Kell Menon (Foto: Camila Lima)

Fotos e reportagem por Camila Lima

Cris Dias beijou na boca pela 1ª vez quando já estava no final do Ensino Médio. Ele passou boa parte da adolescência, tempo de descobertas pra todo mundo, sem essa experiência afetiva. Lembra-se que, na época da escola, homens negros como ele não eram vistos como bonitos. E no caso de Cris, a situação era mais complexa pelo fato de ser “mais nerd”. 

“Isso é uma coisa que a sociedade constrói e é imposto”, diz ele. 

Hoje, aos 24 anos de idade e profissional do design, Cris é resultado de um processo de desconstrução que continua rolando e que permite refazer sua autoestima. Como ele diz, autoestima é se enxergar e olhar para si com aceitação diante do que é posto pelo mundo. 

E nós: quantas vezes paramos para refletir como nossa autoestima foi construída? 

Os eventos de cada fase da vida são de extrema importância nessa construção. As vivências na infância e o contato com suas figuras familiares são pecinhas importantes para formar essa identidade e, para que na adolescência, tenhamos um caminho mais seguro para continuar a construção da própria imagem até a vida adulta.  

Mas como isso fica no contexto da população negra e periférica, que lida com muitas faltas resultantes do racismo estrutural e da necropolítica que mata e deixa morrer? A valorização da beleza exterior não é a solução de todos os problemas, e sim uma possível porta de entrada para se reconectar com suas raízes, elevar a autoestima e se fortalecer para a luta antirracista.

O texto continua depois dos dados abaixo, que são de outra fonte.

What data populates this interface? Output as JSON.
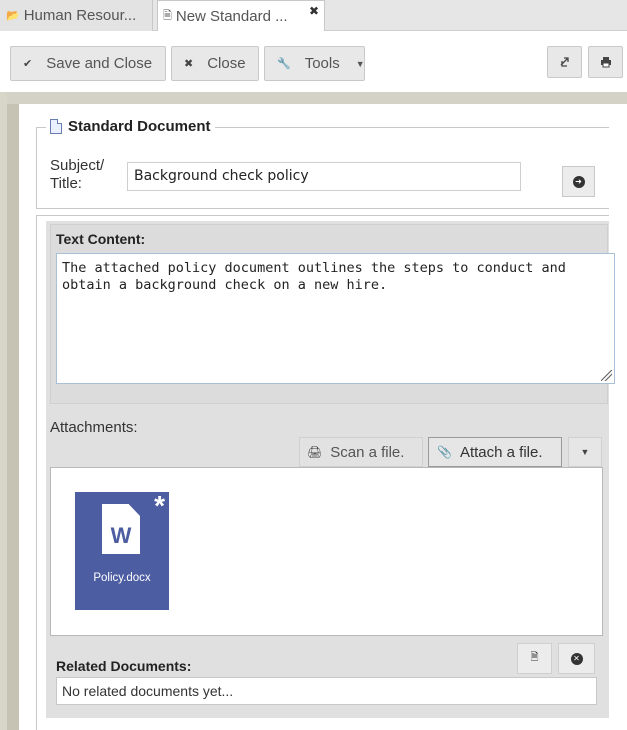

A Periferia em Movimento foi em busca de suas fontes em um ambiente propício para falar sobre isso: no Espaço Boom Box e na Barbearia do Levi, estabelecimentos voltados à beleza negra que ficam no Grajaú, Extremo Sul de São Paulo. Confira a seguir!

Espelho

É na barbearia que trombo Cris. Sentado na cadeira, ele ganha um novo visual pelas mãos do profissional (que também é seu primo), enquanto a repórter faz as perguntas. “Ser homem é uma coisa. Agora, ser homem negro é outra ideia”, aponta.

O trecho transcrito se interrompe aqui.